Racing

Racing

I gotta lose some weight.  A hundred and fifty pounds, or thereabouts.  It’s the only way I have any hope of regaining the crown of fastest go-karter in the Malin household. 

 

A week with Colin on Spring Break in Seattle has come and gone, too quickly.  I lost at everything.  Karting.  Rally driving.  Mountain biking.  Snowmobiling.  Record finding.  Joke telling.  Brought along a bat and bag of baseballs and, if the weather hadn't been cold and rainy all week, I would have lost some balls over some fences too.  Some other day, some other place.  There’s fences everywhere. 

 

If it’s raining outside, there’s snow in the mountains and karts indoors.  So, let’s get to it.

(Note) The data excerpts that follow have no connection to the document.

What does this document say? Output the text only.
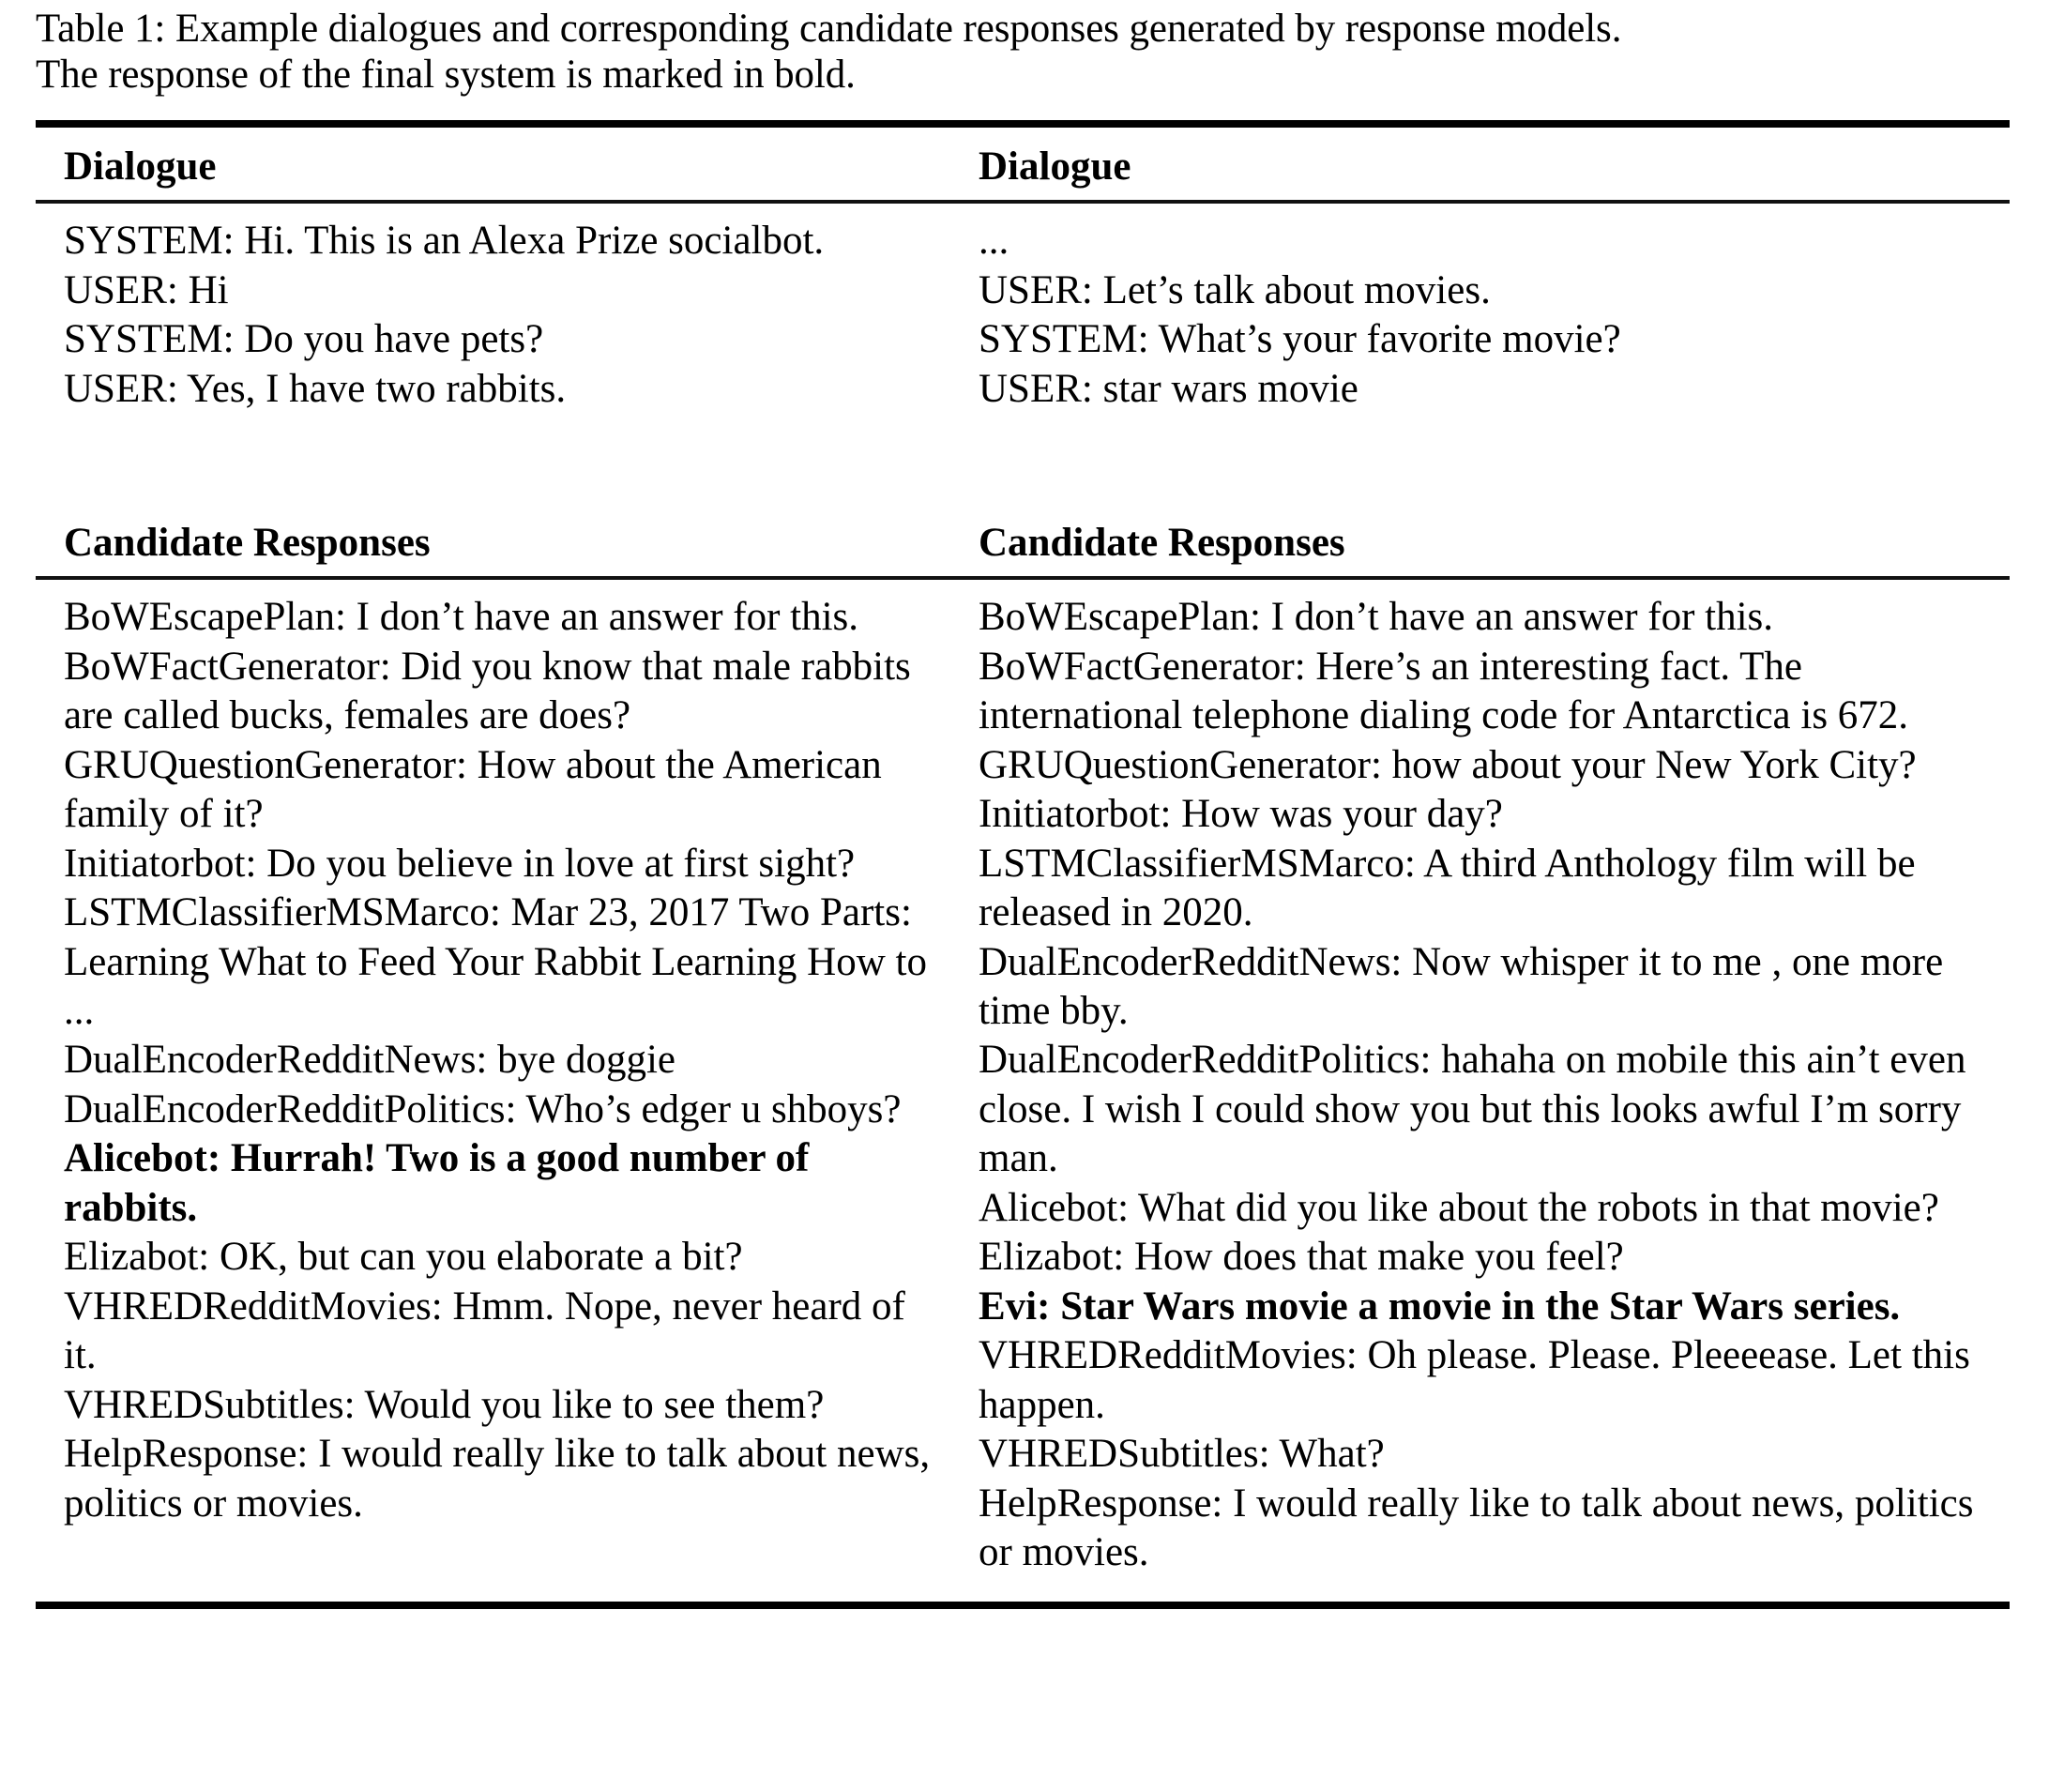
Table 1: Example dialogues and corresponding candidate responses generated by response models.
The response of the final system is marked in bold.
Dialogue	Dialogue
SYSTEM: Hi. This is an Alexa Prize socialbot.
USER: Hi
SYSTEM: Do you have pets?
USER: Yes, I have two rabbits.
...
USER: Let’s talk about movies.
SYSTEM: What’s your favorite movie?
USER: star wars movie
Candidate Responses	Candidate Responses
BoWEscapePlan: I don’t have an answer for this.
BoWFactGenerator: Did you know that male rabbits are called bucks, females are does?
GRUQuestionGenerator: How about the American family of it?
Initiatorbot: Do you believe in love at first sight?
LSTMClassifierMSMarco: Mar 23, 2017 Two Parts: Learning What to Feed Your Rabbit Learning How to ...
DualEncoderRedditNews: bye doggie
DualEncoderRedditPolitics: Who’s edger u shboys?
Alicebot: Hurrah! Two is a good number of rabbits.
Elizabot: OK, but can you elaborate a bit?
VHREDRedditMovies: Hmm. Nope, never heard of it.
VHREDSubtitles: Would you like to see them?
HelpResponse: I would really like to talk about news, politics or movies.
BoWEscapePlan: I don’t have an answer for this.
BoWFactGenerator: Here’s an interesting fact. The international telephone dialing code for Antarctica is 672.
GRUQuestionGenerator: how about your New York City?
Initiatorbot: How was your day?
LSTMClassifierMSMarco: A third Anthology film will be released in 2020.
DualEncoderRedditNews: Now whisper it to me , one more time bby.
DualEncoderRedditPolitics: hahaha on mobile this ain’t even close. I wish I could show you but this looks awful I’m sorry man.
Alicebot: What did you like about the robots in that movie?
Elizabot: How does that make you feel?
Evi: Star Wars movie a movie in the Star Wars series.
VHREDRedditMovies: Oh please. Please. Pleeeease. Let this happen.
VHREDSubtitles: What?
HelpResponse: I would really like to talk about news, politics or movies.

The week flew past in a blur of speed, lateral g’s, hastily signed rental agreements and wry observations.  Time with loved ones goes too fast.  Time alone drags on like a stalled cold front.  Lucky to have the son I have, and one who still wants to hang with his father.  We trade records and books like the strangest of brothers; the ones who don’t fight.

 

Making it up as I go, my dad didn’t have the physical or financial ability to do such things with me.  So I really don’t know if I’m over-compensating for that or just being normal.  It seems normal to me; to be the adventurer / risk-taker / speed-increaser as a guide to pushing back against barriers and fears that constrain others.  So, when he passes me on the kart track, or loses me in the distance on a snowmobile as I’ve crashed and he speeds onward, unaware, I think to myself, my work here is done.

 

I also think to myself, I’m getting old and slow.

 

We head out to the coast and it all comes into focus.  Colin gets in the best two-word joke of the week (no soup) as we wonder what local fare awaits us in Forks, before arriving at the “beaches” of Olympic National Park.  Accustomed to the panorama of coastlines these days, where northwest Washington meets the Pacific makes no apologies to even Big Sur in terms of beauty.  It’s a rugged, brutal and exceptionally spectacular intersection of land, sky and water.  There’s thousands of trees washed up on the high tide edge of the forests.  There’s millions of smooth eroded boulders, looking like a huddle of walruses waiting for the sun.  The boulder/walri sit in billions of perfectly flattened, rounded and smoothed rocks.  The world's best collection of skipping stones, as near as my half century of wanderings can figure.  There’s the pounding surf, smoothing and flattening everything under its sway.  And - who knew - some patches of blue sky and sun.        

 

We’ve arrived two hours before sunset, and scout locations for the best pictures.  We head north for a bit, and then decide to reverse direction.  There’s a wisp of a promontory accessible at low tide that’ll put us in position for the sun setting behind some sea spires.  It’s a risky place to shot from, particularly as I’m working from memory on the tide tables, and getting this wrong could have us cut off from land as the tide rolls back in.  But, the calculus of risk and reward defines the life you have, and how fast can tide roll in anyway, so we do it. 

 

The sun starts to set and all the planning for the best pictures meets the practical realities of shifting clouds and rising seas and the relentless march of time.  The sun sinks into the ocean like a hope slowly fading as the moon rises above the horizon in the east to mock us.  We’re running from one location on the shrinking sand to another to get the sea spires and sun just right in the viewfinders.  The ephermality of time and the hegemony of natural forces have never been so palpable.  The sun setting, taking away light.  The moon rising, literally pulling the ocean up to cut us off from land.  An old(er) man and a young man, trying to get just one more picture - just right - as the earth, ocean and solar system itself all conspire against us.

 

Howard Roark laughed.  And so did I, on that dwindling spit of terra not gonna last firma.  So did Colin.  We laughed not at our dominion over nature, but at our union with it. 

 

Time.  Time is a race for fools.  Long may we laugh.